Dans la fonction publique hospitalière, les fonctionnaires ayant opté pour leur maintien dans la catégorie B pourront continuer à partir à 57 ans.
Fins de carrière
La retraite progressive, qui permet de toucher une partie de sa pension en continuant de travailler à temps partiel, sera étendue aux salariés en forfait-jours, aux régimes spéciaux et aux agriculteurs.
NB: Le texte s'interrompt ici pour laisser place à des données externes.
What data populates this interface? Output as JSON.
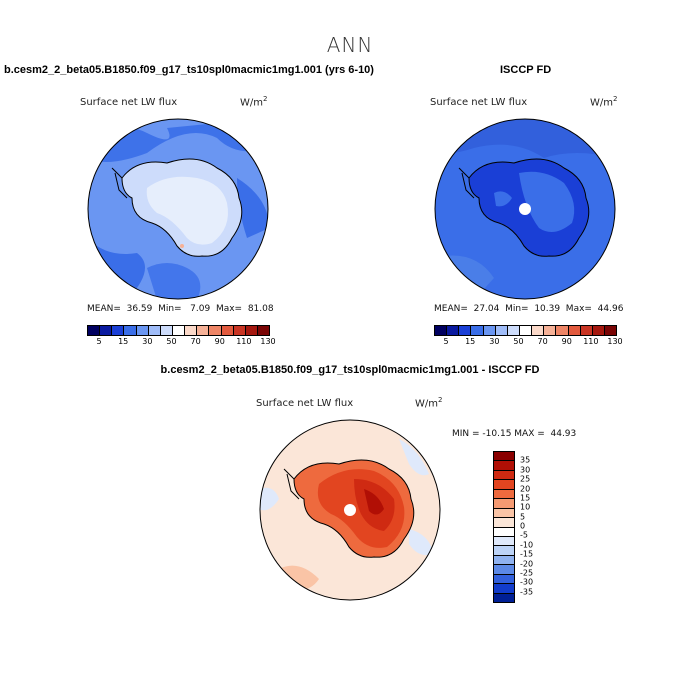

Les règles du cumul emploi-retraite seront modifiées pour que ceux qui touchent une pension à taux plein puissent engranger des points supplémentaires quand ils reprennent une activité.
Pension minimum
Les futurs retraités « ayant effectué une carrière complète » recevront si nécessaire « des points supplémentaires » afin que leur pension atteigne 1.000 euros net en 2022, puis 83% du Smic net en 2023, 84% en 2024 et 85% en 2025.
Droits familiaux
Chaque enfant donnera droit à « une majoration en points de 5% », dont la moitié sera attribué à la mère au titre de la maternité. L’autre moitié pourra être partagée entre les deux parents ou attribuée à l’un ou l’autre.
Un bonus supplémentaire de 2% sera accordé pour le troisième enfant et réparti à parts égales entre le père et la mère, à moins qu’ils en décident autrement.
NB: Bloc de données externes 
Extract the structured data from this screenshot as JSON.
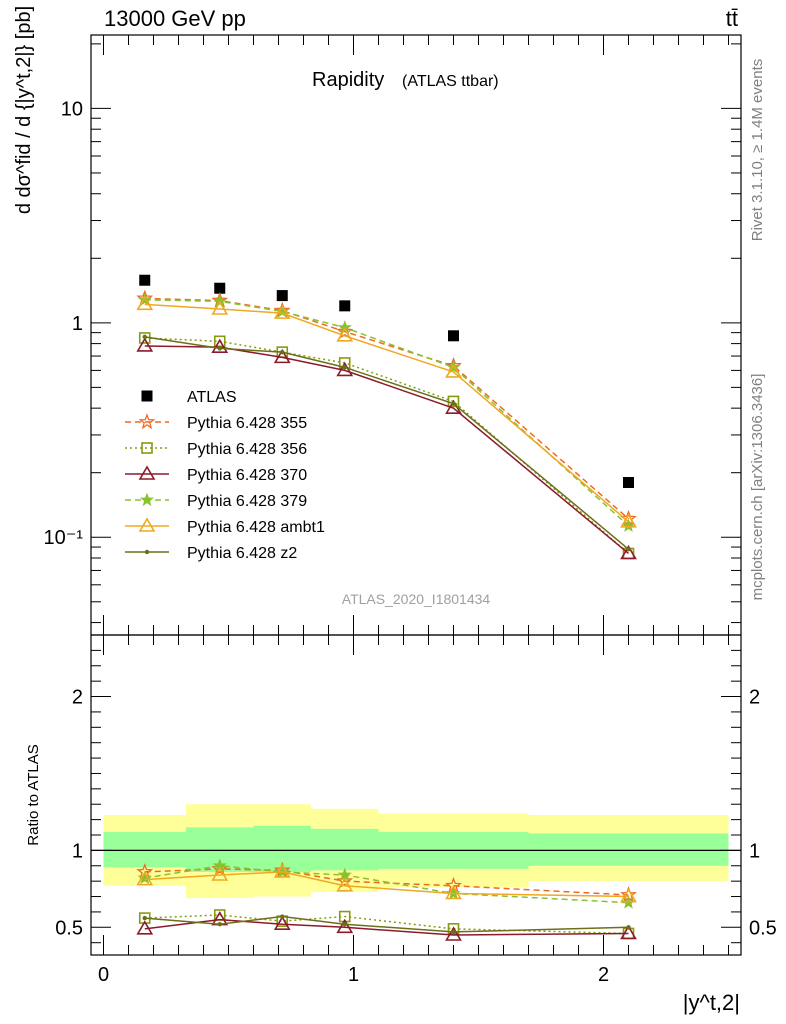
{
  "header": {
    "left": "13000 GeV pp",
    "right": "tt̄"
  },
  "side_labels": {
    "rivet": "Rivet 3.1.10, ≥ 1.4M events",
    "mcplots": "mcplots.cern.ch [arXiv:1306.3436]"
  },
  "chart_data": [
    {
      "type": "line",
      "panel": "main",
      "title": "Rapidity",
      "subtitle": "(ATLAS ttbar)",
      "watermark": "ATLAS_2020_I1801434",
      "ylabel": "d dσ^fid / d {|y^t,2|} [pb]",
      "yscale": "log",
      "ylim": [
        0.035,
        22
      ],
      "xlim": [
        -0.05,
        2.55
      ],
      "yticks": [
        {
          "value": 0.1,
          "label": "10⁻¹"
        },
        {
          "value": 1,
          "label": "1"
        },
        {
          "value": 10,
          "label": "10"
        }
      ],
      "legend_position": "center-left",
      "bins": [
        [
          0.0,
          0.33
        ],
        [
          0.33,
          0.6
        ],
        [
          0.6,
          0.83
        ],
        [
          0.83,
          1.1
        ],
        [
          1.1,
          1.7
        ],
        [
          1.7,
          2.5
        ]
      ],
      "x": [
        0.165,
        0.465,
        0.715,
        0.965,
        1.4,
        2.1
      ],
      "series": [
        {
          "name": "ATLAS",
          "color": "#000000",
          "marker": "square-filled",
          "dash": "none",
          "values": [
            1.58,
            1.45,
            1.34,
            1.2,
            0.87,
            0.18
          ]
        },
        {
          "name": "Pythia 6.428 355",
          "color": "#ee6a22",
          "marker": "star-open",
          "dash": "6,4",
          "values": [
            1.3,
            1.27,
            1.14,
            0.91,
            0.63,
            0.122
          ]
        },
        {
          "name": "Pythia 6.428 356",
          "color": "#8a9a10",
          "marker": "square-open",
          "dash": "2,3",
          "values": [
            0.85,
            0.82,
            0.73,
            0.65,
            0.43,
            0.084
          ]
        },
        {
          "name": "Pythia 6.428 370",
          "color": "#8b1a2a",
          "marker": "triangle-open",
          "dash": "none",
          "values": [
            0.78,
            0.77,
            0.69,
            0.6,
            0.4,
            0.084
          ]
        },
        {
          "name": "Pythia 6.428 379",
          "color": "#88c230",
          "marker": "star-filled",
          "dash": "6,4",
          "values": [
            1.28,
            1.26,
            1.13,
            0.95,
            0.62,
            0.113
          ]
        },
        {
          "name": "Pythia 6.428 ambt1",
          "color": "#f0a820",
          "marker": "triangle-open",
          "dash": "none",
          "values": [
            1.22,
            1.16,
            1.11,
            0.87,
            0.59,
            0.118
          ]
        },
        {
          "name": "Pythia 6.428 z2",
          "color": "#6b7018",
          "marker": "dot",
          "dash": "none",
          "values": [
            0.86,
            0.76,
            0.73,
            0.62,
            0.42,
            0.088
          ]
        }
      ]
    },
    {
      "type": "line",
      "panel": "ratio",
      "ylabel": "Ratio to ATLAS",
      "xlabel": "|y^t,2|",
      "ylim": [
        0.32,
        2.4
      ],
      "xlim": [
        -0.05,
        2.55
      ],
      "yticks": [
        {
          "value": 0.5,
          "label": "0.5"
        },
        {
          "value": 1,
          "label": "1"
        },
        {
          "value": 2,
          "label": "2"
        }
      ],
      "xticks": [
        {
          "value": 0,
          "label": "0"
        },
        {
          "value": 1,
          "label": "1"
        },
        {
          "value": 2,
          "label": "2"
        }
      ],
      "bins": [
        [
          0.0,
          0.33
        ],
        [
          0.33,
          0.6
        ],
        [
          0.6,
          0.83
        ],
        [
          0.83,
          1.1
        ],
        [
          1.1,
          1.7
        ],
        [
          1.7,
          2.5
        ]
      ],
      "band_yellow": [
        [
          0.77,
          1.23
        ],
        [
          0.69,
          1.3
        ],
        [
          0.7,
          1.3
        ],
        [
          0.73,
          1.27
        ],
        [
          0.76,
          1.24
        ],
        [
          0.8,
          1.23
        ]
      ],
      "band_green": [
        [
          0.89,
          1.12
        ],
        [
          0.86,
          1.15
        ],
        [
          0.86,
          1.16
        ],
        [
          0.87,
          1.14
        ],
        [
          0.88,
          1.12
        ],
        [
          0.9,
          1.11
        ]
      ],
      "x": [
        0.165,
        0.465,
        0.715,
        0.965,
        1.4,
        2.1
      ],
      "series": [
        {
          "name": "Pythia 6.428 355",
          "color": "#ee6a22",
          "marker": "star-open",
          "dash": "6,4",
          "values": [
            0.86,
            0.88,
            0.87,
            0.8,
            0.77,
            0.71
          ]
        },
        {
          "name": "Pythia 6.428 356",
          "color": "#8a9a10",
          "marker": "square-open",
          "dash": "2,3",
          "values": [
            0.56,
            0.58,
            0.54,
            0.57,
            0.49,
            0.46
          ]
        },
        {
          "name": "Pythia 6.428 370",
          "color": "#8b1a2a",
          "marker": "triangle-open",
          "dash": "none",
          "values": [
            0.49,
            0.55,
            0.52,
            0.5,
            0.45,
            0.46
          ]
        },
        {
          "name": "Pythia 6.428 379",
          "color": "#88c230",
          "marker": "star-filled",
          "dash": "6,4",
          "values": [
            0.82,
            0.9,
            0.86,
            0.84,
            0.72,
            0.66
          ]
        },
        {
          "name": "Pythia 6.428 ambt1",
          "color": "#f0a820",
          "marker": "triangle-open",
          "dash": "none",
          "values": [
            0.81,
            0.84,
            0.86,
            0.77,
            0.72,
            0.7
          ]
        },
        {
          "name": "Pythia 6.428 z2",
          "color": "#6b7018",
          "marker": "dot",
          "dash": "none",
          "values": [
            0.56,
            0.52,
            0.57,
            0.52,
            0.47,
            0.5
          ]
        }
      ]
    }
  ]
}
Des points supplémentaires seront attribués aux parents isolés.
Droits conjugaux
La pension de réversion garantira au conjoint survivant, à partir de 55 ans et après au moins deux ans de mariage, « 70% des points de retraite acquis par le couple ».
Ces règles ne s’appliqueront toutefois « qu’à partir de 2037 », pour les personnes ayant intégré le système universel.
Le gouvernement assure que les personnes divorcées pourront bénéficier d’un pourcentage de pension de réversion de leurs ex-conjoints décédés.